All follow-up forms were not included because at the time it was necessary to stop the study. In total half of the follow-up forms had not been returned. This can be a problem with reaching statistical significance, although most of the maternal reports were quite positive. Further, some mothers did not have any problems with their baby and they just presented for a check-up and did not require follow-up care. Many of those patients were not treated and were instead discharged after the first visit. Further, it is likely that some patients have been lost to follow-up.

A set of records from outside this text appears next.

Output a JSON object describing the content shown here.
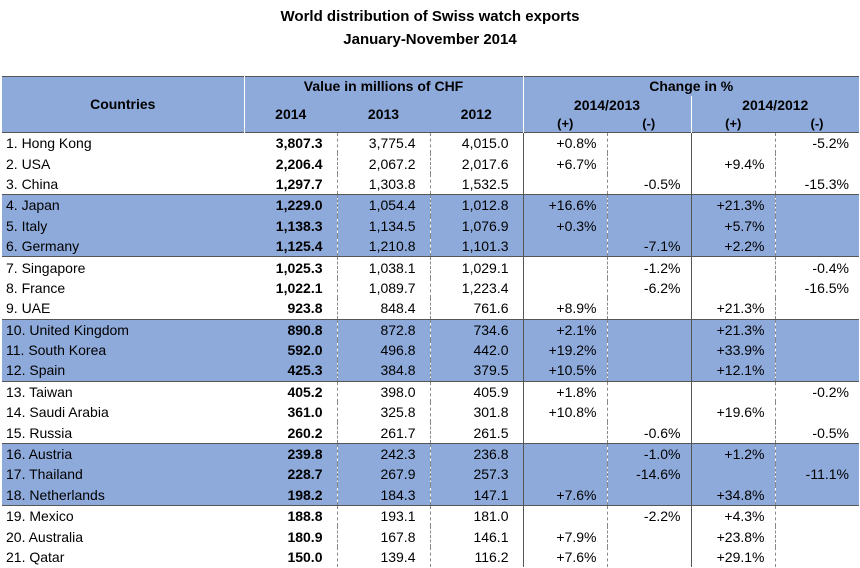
{
  "title": "World distribution of Swiss watch exports",
  "subtitle": "January-November 2014",
  "header": {
    "countries": "Countries",
    "value_group": "Value in millions of CHF",
    "change_group": "Change in %",
    "y2014": "2014",
    "y2013": "2013",
    "y2012": "2012",
    "p1": "2014/2013",
    "p2": "2014/2012",
    "plus": "(+)",
    "minus": "(-)"
  },
  "rows": [
    {
      "country": "1. Hong Kong",
      "v2014": "3,807.3",
      "v2013": "3,775.4",
      "v2012": "4,015.0",
      "c1p": "+0.8%",
      "c1m": "",
      "c2p": "",
      "c2m": "-5.2%",
      "hl": false
    },
    {
      "country": "2. USA",
      "v2014": "2,206.4",
      "v2013": "2,067.2",
      "v2012": "2,017.6",
      "c1p": "+6.7%",
      "c1m": "",
      "c2p": "+9.4%",
      "c2m": "",
      "hl": false
    },
    {
      "country": "3. China",
      "v2014": "1,297.7",
      "v2013": "1,303.8",
      "v2012": "1,532.5",
      "c1p": "",
      "c1m": "-0.5%",
      "c2p": "",
      "c2m": "-15.3%",
      "hl": false
    },
    {
      "country": "4. Japan",
      "v2014": "1,229.0",
      "v2013": "1,054.4",
      "v2012": "1,012.8",
      "c1p": "+16.6%",
      "c1m": "",
      "c2p": "+21.3%",
      "c2m": "",
      "hl": true
    },
    {
      "country": "5. Italy",
      "v2014": "1,138.3",
      "v2013": "1,134.5",
      "v2012": "1,076.9",
      "c1p": "+0.3%",
      "c1m": "",
      "c2p": "+5.7%",
      "c2m": "",
      "hl": true
    },
    {
      "country": "6. Germany",
      "v2014": "1,125.4",
      "v2013": "1,210.8",
      "v2012": "1,101.3",
      "c1p": "",
      "c1m": "-7.1%",
      "c2p": "+2.2%",
      "c2m": "",
      "hl": true
    },
    {
      "country": "7. Singapore",
      "v2014": "1,025.3",
      "v2013": "1,038.1",
      "v2012": "1,029.1",
      "c1p": "",
      "c1m": "-1.2%",
      "c2p": "",
      "c2m": "-0.4%",
      "hl": false
    },
    {
      "country": "8. France",
      "v2014": "1,022.1",
      "v2013": "1,089.7",
      "v2012": "1,223.4",
      "c1p": "",
      "c1m": "-6.2%",
      "c2p": "",
      "c2m": "-16.5%",
      "hl": false
    },
    {
      "country": "9. UAE",
      "v2014": "923.8",
      "v2013": "848.4",
      "v2012": "761.6",
      "c1p": "+8.9%",
      "c1m": "",
      "c2p": "+21.3%",
      "c2m": "",
      "hl": false
    },
    {
      "country": "10. United Kingdom",
      "v2014": "890.8",
      "v2013": "872.8",
      "v2012": "734.6",
      "c1p": "+2.1%",
      "c1m": "",
      "c2p": "+21.3%",
      "c2m": "",
      "hl": true
    },
    {
      "country": "11. South Korea",
      "v2014": "592.0",
      "v2013": "496.8",
      "v2012": "442.0",
      "c1p": "+19.2%",
      "c1m": "",
      "c2p": "+33.9%",
      "c2m": "",
      "hl": true
    },
    {
      "country": "12. Spain",
      "v2014": "425.3",
      "v2013": "384.8",
      "v2012": "379.5",
      "c1p": "+10.5%",
      "c1m": "",
      "c2p": "+12.1%",
      "c2m": "",
      "hl": true
    },
    {
      "country": "13. Taiwan",
      "v2014": "405.2",
      "v2013": "398.0",
      "v2012": "405.9",
      "c1p": "+1.8%",
      "c1m": "",
      "c2p": "",
      "c2m": "-0.2%",
      "hl": false
    },
    {
      "country": "14. Saudi Arabia",
      "v2014": "361.0",
      "v2013": "325.8",
      "v2012": "301.8",
      "c1p": "+10.8%",
      "c1m": "",
      "c2p": "+19.6%",
      "c2m": "",
      "hl": false
    },
    {
      "country": "15. Russia",
      "v2014": "260.2",
      "v2013": "261.7",
      "v2012": "261.5",
      "c1p": "",
      "c1m": "-0.6%",
      "c2p": "",
      "c2m": "-0.5%",
      "hl": false
    },
    {
      "country": "16. Austria",
      "v2014": "239.8",
      "v2013": "242.3",
      "v2012": "236.8",
      "c1p": "",
      "c1m": "-1.0%",
      "c2p": "+1.2%",
      "c2m": "",
      "hl": true
    },
    {
      "country": "17. Thailand",
      "v2014": "228.7",
      "v2013": "267.9",
      "v2012": "257.3",
      "c1p": "",
      "c1m": "-14.6%",
      "c2p": "",
      "c2m": "-11.1%",
      "hl": true
    },
    {
      "country": "18. Netherlands",
      "v2014": "198.2",
      "v2013": "184.3",
      "v2012": "147.1",
      "c1p": "+7.6%",
      "c1m": "",
      "c2p": "+34.8%",
      "c2m": "",
      "hl": true
    },
    {
      "country": "19. Mexico",
      "v2014": "188.8",
      "v2013": "193.1",
      "v2012": "181.0",
      "c1p": "",
      "c1m": "-2.2%",
      "c2p": "+4.3%",
      "c2m": "",
      "hl": false
    },
    {
      "country": "20. Australia",
      "v2014": "180.9",
      "v2013": "167.8",
      "v2012": "146.1",
      "c1p": "+7.9%",
      "c1m": "",
      "c2p": "+23.8%",
      "c2m": "",
      "hl": false
    },
    {
      "country": "21. Qatar",
      "v2014": "150.0",
      "v2013": "139.4",
      "v2012": "116.2",
      "c1p": "+7.6%",
      "c1m": "",
      "c2p": "+29.1%",
      "c2m": "",
      "hl": false
    }
  ]
}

There were few negative reports so it is difficult to know whether there was a halo effect in reporting. One of the mothers stated that the baby was getting worse and suffering from “dairy intolerance.” This may have indicated poor diagnosis or a concurrent condition, and one that is not treatable with manual therapy. This valuable information might have been missed in a much larger study including thousands of infants, rather than less than 200.

This study of parent report of treatment outcomes using a validated questionnaire for infants who presented to a chiropractic clinic found parent-reported improvement in the baby’s condition to a significant degree. Parents of infants in this study were more than twice as likely to report statistically significant improvement after the chiropractic treatment. There were no impediments found in this study to the use of this questionnaire and it should be considered for wider usage.